Perhaps the most challenging issue that David says Peabody is still working through is the timing of the Gateway 2 application in relation to the contractor’s design portion and the specialist suppliers’ design work still to come.
Pre-tender, Peabody will ask the consultant design team to develop and coordinate a design responsibility matrix. This identifies the leads and contributors for all aspects and elements of design. This matrix also asks that the items of design that need to be ‘completed’ by in the future be identified.
Knowing who needs to be involved in the future and to what extent (often under the remit of a main contractor), Peabody can then tender for a design and build contractor or a joint venture partner.
“We understand that the Regulator is seeking evidence and demonstration of how our scheme designs will comply with the Building Regulations when built,” he says. “If that demonstration and evidence can be provided without the final design being confirmed, such as how sprinkler nozzles will be set out in ceilings, then perhaps it will give us a little leeway in ensuring projects can progress with a reasonable and proportionate level of design completion and evidence.”

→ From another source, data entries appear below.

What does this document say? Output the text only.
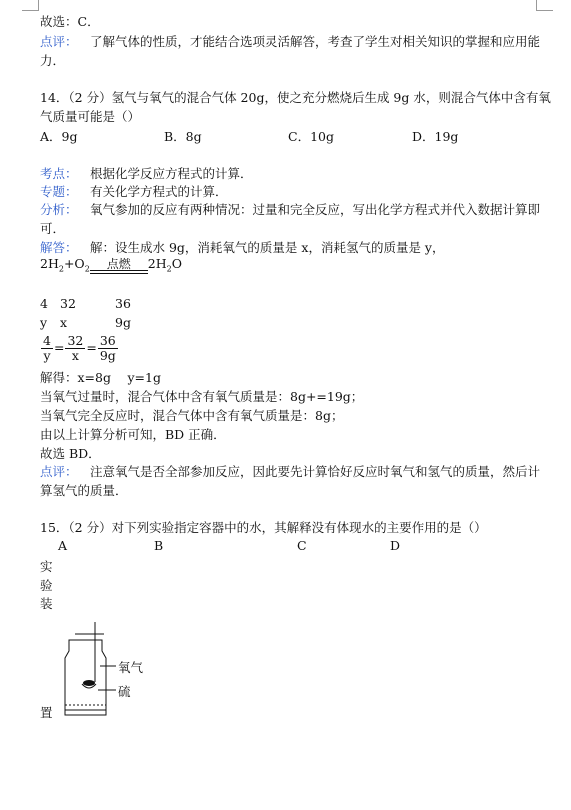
故选：C．
点评： 了解气体的性质，才能结合选项灵活解答，考查了学生对相关知识的掌握和应用能
力．
14．（2 分）氢气与氧气的混合气体 20g，使之充分燃烧后生成 9g 水，则混合气体中含有氧
气质量可能是（）
A．9g	B．8g	C．10g	D．19g
考点： 根据化学反应方程式的计算．
专题： 有关化学方程式的计算．
分析： 氧气参加的反应有两种情况：过量和完全反应，写出化学方程式并代入数据计算即
可．
解答： 解：设生成水 9g，消耗氧气的质量是 x，消耗氢气的质量是 y，
$2H_2+O_2$	点燃	$2H_2O$
4 32	36
y x	9g
$\frac{4}{y} = \frac{32}{x} = \frac{36}{9g}$
解得：x=8g　 y=1g
当氧气过量时，混合气体中含有氧气质量是：8g+=19g；
当氧气完全反应时，混合气体中含有氧气质量是：8g；
由以上计算分析可知，BD 正确．
故选 BD．
点评： 注意氧气是否全部参加反应，因此要先计算恰好反应时氧气和氢气的质量，然后计
算氢气的质量．
15．（2 分）对下列实验指定容器中的水，其解释没有体现水的主要作用的是（）
A	B	C	D
实
验
装
置
氧气
硫
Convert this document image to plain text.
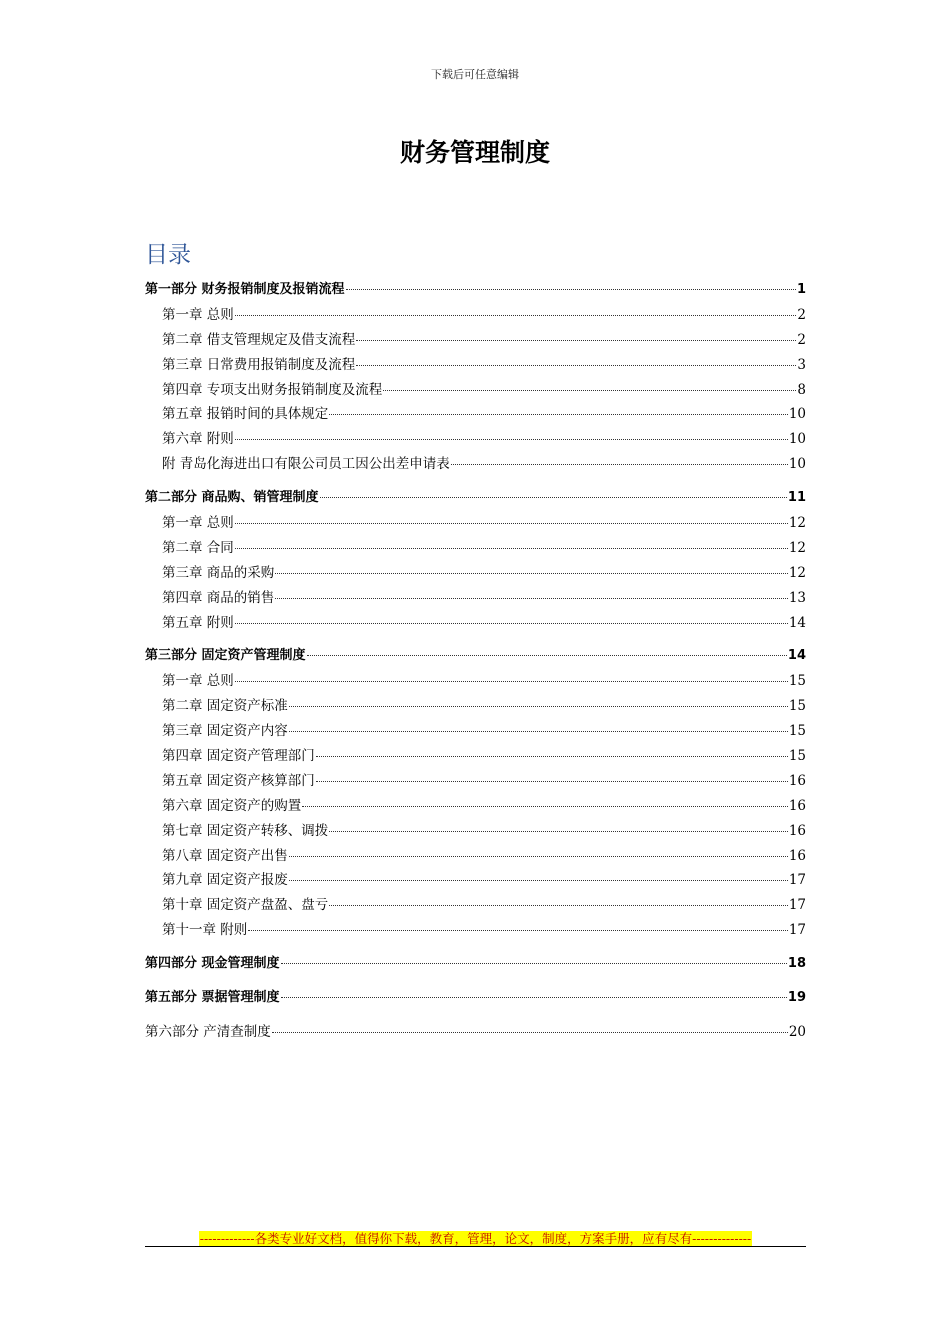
下载后可任意编辑
财务管理制度
目录
第一部分 财务报销制度及报销流程	1
第一章 总则	2
第二章 借支管理规定及借支流程	2
第三章 日常费用报销制度及流程	3
第四章 专项支出财务报销制度及流程	8
第五章 报销时间的具体规定	10
第六章 附则	10
附 青岛化海进出口有限公司员工因公出差申请表	10
第二部分 商品购、销管理制度	11
第一章 总则	12
第二章 合同	12
第三章 商品的采购	12
第四章 商品的销售	13
第五章 附则	14
第三部分 固定资产管理制度	14
第一章 总则	15
第二章 固定资产标准	15
第三章 固定资产内容	15
第四章 固定资产管理部门	15
第五章 固定资产核算部门	16
第六章 固定资产的购置	16
第七章 固定资产转移、调拨	16
第八章 固定资产出售	16
第九章 固定资产报废	17
第十章 固定资产盘盈、盘亏	17
第十一章 附则	17
第四部分 现金管理制度	18
第五部分 票据管理制度	19
第六部分 产清查制度	20
-------------各类专业好文档，值得你下载，教育，管理，论文，制度，方案手册，应有尽有--------------
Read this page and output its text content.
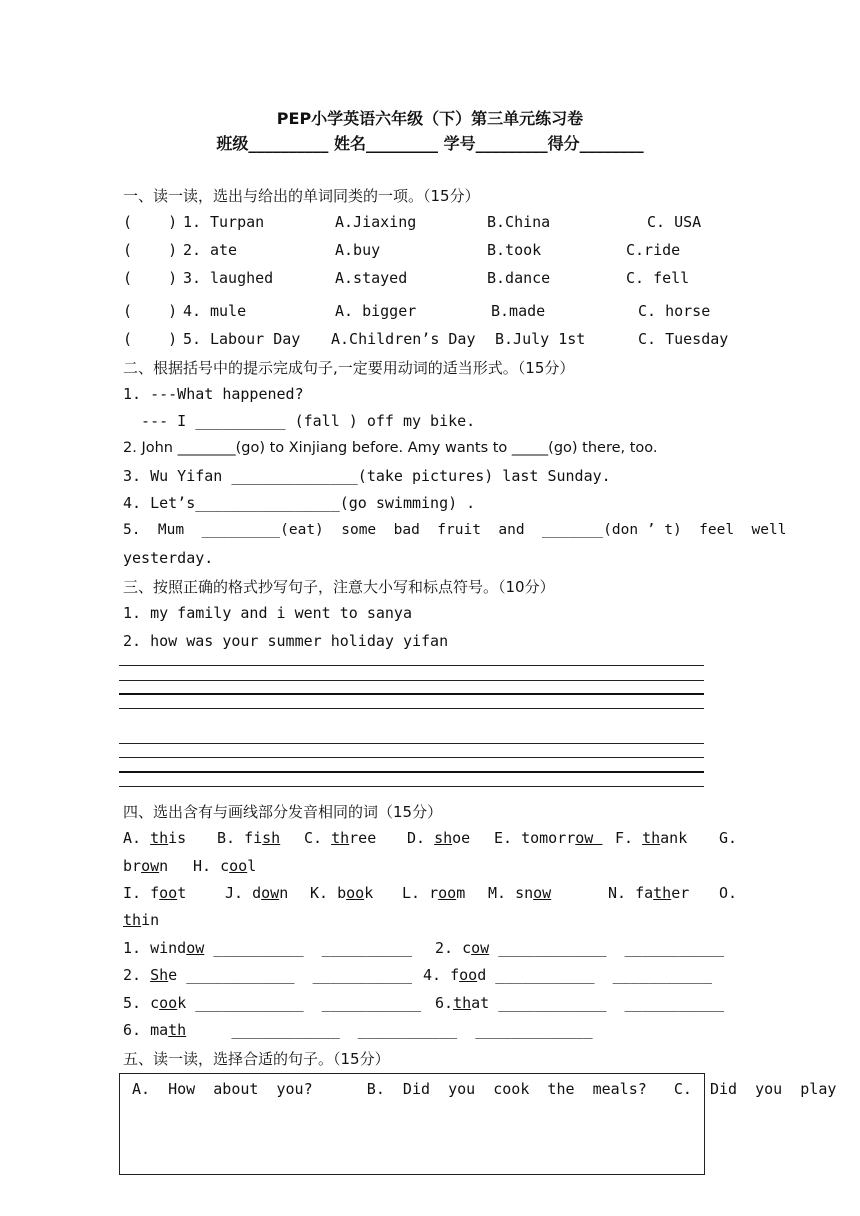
PEP小学英语六年级（下）第三单元练习卷
班级__________ 姓名_________ 学号_________得分________
一、读一读，选出与给出的单词同类的一项。（15分）
(    ) 1. Turpan	A.Jiaxing	B.China	C. USA
(    ) 2. ate	A.buy	B.took	C.ride
(    ) 3. laughed	A.stayed	B.dance	C. fell
(    ) 4. mule	A. bigger	B.made	C. horse
(    ) 5. Labour Day A.Children’s Day B.July 1st	C. Tuesday
二、根据括号中的提示完成句子,一定要用动词的适当形式。（15分）
1. ---What happened?
--- I __________ (fall ) off my bike.
2. John ________(go) to Xinjiang before. Amy wants to _____(go) there, too.
3. Wu Yifan ______________(take pictures) last Sunday.
4. Let’s________________(go swimming) .
5.  Mum  _________(eat)  some  bad  fruit  and  _______(don ’ t)  feel  well
yesterday.
三、按照正确的格式抄写句子，注意大小写和标点符号。（10分）
1. my family and i went to sanya
2. how was your summer holiday yifan
四、选出含有与画线部分发音相同的词（15分）
A. this B. fish C. three D. shoe E. tomorrow F. thank G.
brown H. cool
I. foot	J. down K. book L. room M. snow	N. father O.
thin
1. window __________  __________ 2. cow ____________  ___________
2. She ____________  ___________ 4. food ___________  ___________
5. cook ____________  ___________ 6.that ____________  ___________
6. math     ____________  ___________  _____________
五、读一读，选择合适的句子。（15分）
A.  How  about  you?      B.  Did  you  cook  the  meals?   C.  Did  you  play
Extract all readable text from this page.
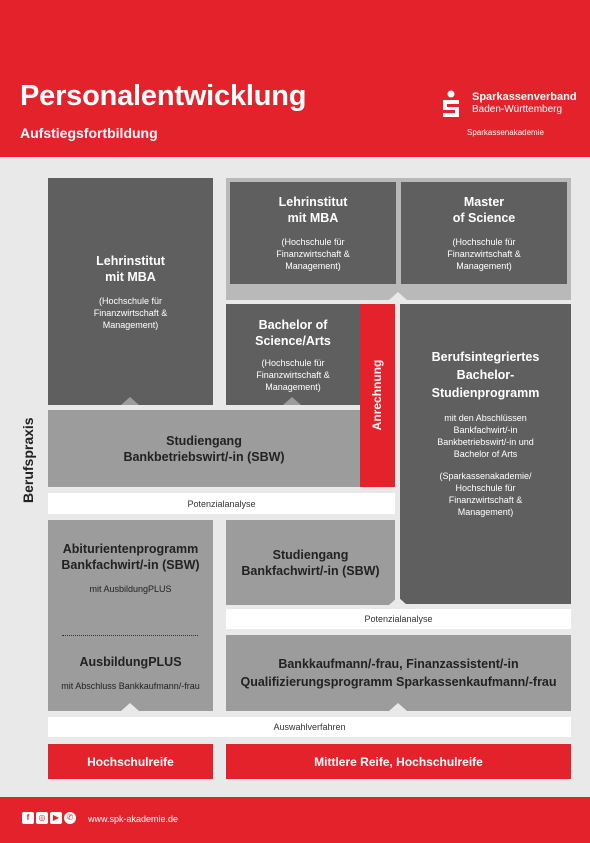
Personalentwicklung
Aufstiegsfortbildung
Sparkassenverband
Baden-Württemberg
Sparkassenakademie
Berufspraxis
Lehrinstitut
mit MBA
(Hochschule für
Finanzwirtschaft &
Management)
Lehrinstitut
mit MBA
(Hochschule für
Finanzwirtschaft &
Management)
Master
of Science
(Hochschule für
Finanzwirtschaft &
Management)
Bachelor of
Science/Arts
(Hochschule für
Finanzwirtschaft &
Management)	Anrechnung
Berufsintegriertes
Bachelor-
Studienprogramm
mit den Abschlüssen
Bankfachwirt/-in
Bankbetriebswirt/-in und
Bachelor of Arts
(Sparkassenakademie/
Hochschule für
Finanzwirtschaft &
Management)
Studiengang
Bankbetriebswirt/-in (SBW)
Potenzialanalyse
Abiturientenprogramm
Bankfachwirt/-in (SBW)
mit AusbildungPLUS
AusbildungPLUS
mit Abschluss Bankkaufmann/-frau
Studiengang
Bankfachwirt/-in (SBW)
Potenzialanalyse
Bankkaufmann/-frau, Finanzassistent/-in
Qualifizierungsprogramm Sparkassenkaufmann/-frau
Auswahlverfahren
Hochschulreife	Mittlere Reife, Hochschulreife
f	◎ ▶ ✆ www.spk-akademie.de
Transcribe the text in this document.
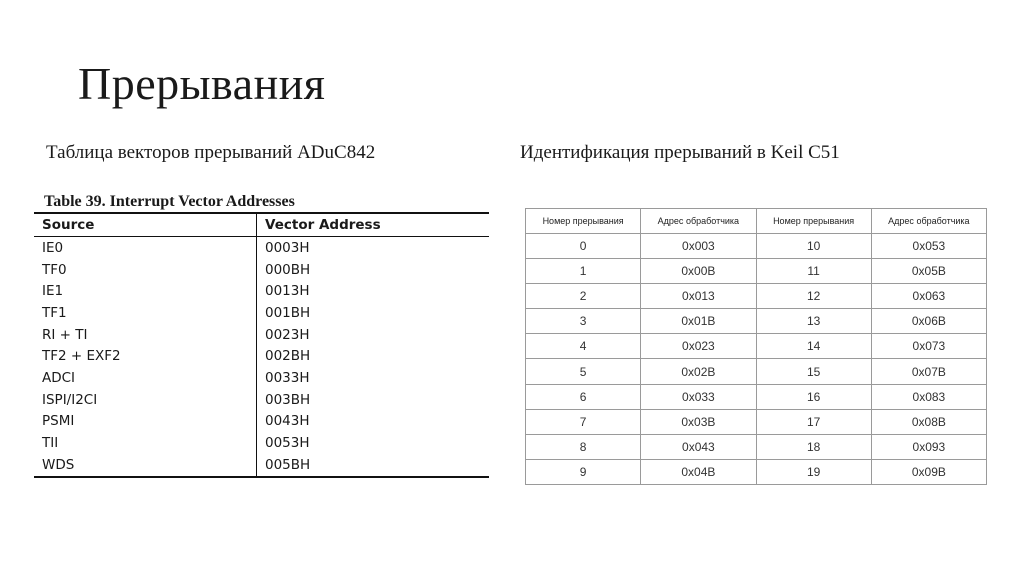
Прерывания
Таблица векторов прерываний ADuC842	Идентификация прерываний в Keil C51
Table 39. Interrupt Vector Addresses
Source	Vector Address
IE0	0003H
TF0	000BH
IE1	0013H
TF1	001BH
RI + TI	0023H
TF2 + EXF2	002BH
ADCI	0033H
ISPI/I2CI	003BH
PSMI	0043H
TII	0053H
WDS	005BH
Номер прерывания	Адрес обработчика	Номер прерывания	Адрес обработчика
0	0x003	10	0x053
1	0x00B	11	0x05B
2	0x013	12	0x063
3	0x01B	13	0x06B
4	0x023	14	0x073
5	0x02B	15	0x07B
6	0x033	16	0x083
7	0x03B	17	0x08B
8	0x043	18	0x093
9	0x04B	19	0x09B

These are discussions happening throughout the industry, for HRBs as well as non-HRBs.
“The question is whether consultant design teams are still willing and capable of producing a coordinated and evidenced “compliant” design (knowing that specialists still have to come in to “complete” that design) without requiring those specialists to come in prior to Gateway 2 to do the specialist design work the consultants choose not to do.”
This involves a conversation with the Building Safety Regulator (or other building control body where not a HRB), to agree the strategy for the HRB project – but you must have a strategy to approach them with. Peabody is also discussing whether some specialist contractors have to come onboard earlier to produce designs for the Gateway 2 submission, which is a change to current ways of working.
What is the advice to other clients?
David’s advice to other clients is that it is not business as usual because the new building safety regime is intended to be a meaningful step change in how the industry works.
For large or prolific clients, the challenge will be modifying operating assumptions built up over the past 10 to 20 years. Especially around how the likes of design and build contracts have been used to transfer risks without fully understanding them first, he argues.
At Peabody, he says they are keen to explore not only the improvements the new regime might mean for managing building safety, but also the expected knock-on impacts for overall management and control of other aspects of quality in design and construction.
“For clients on smaller projects, we’d encourage them to be conscious and intentional about who they commission to design and build their projects,” David advises. “Can clients receive and scrutinise the evidence presented by those potential duty-holders that demonstrates Building Regulations competence for a scheme of a particular size or complexity?”
Appointments should be proportionate to the intended work – you don’t need an airport designer level of competence for a domestic house scale of project (in fact an airport designer may not even have the competence for a domestic project!), he points out. David also recommends keeping a record of who you chose and why (as requirement under the HRB Regulations), and clearly task them with the duty-holder role using the appointment/scope of service or build contract.
Thanks to David Stronge, Design Director, Peabody.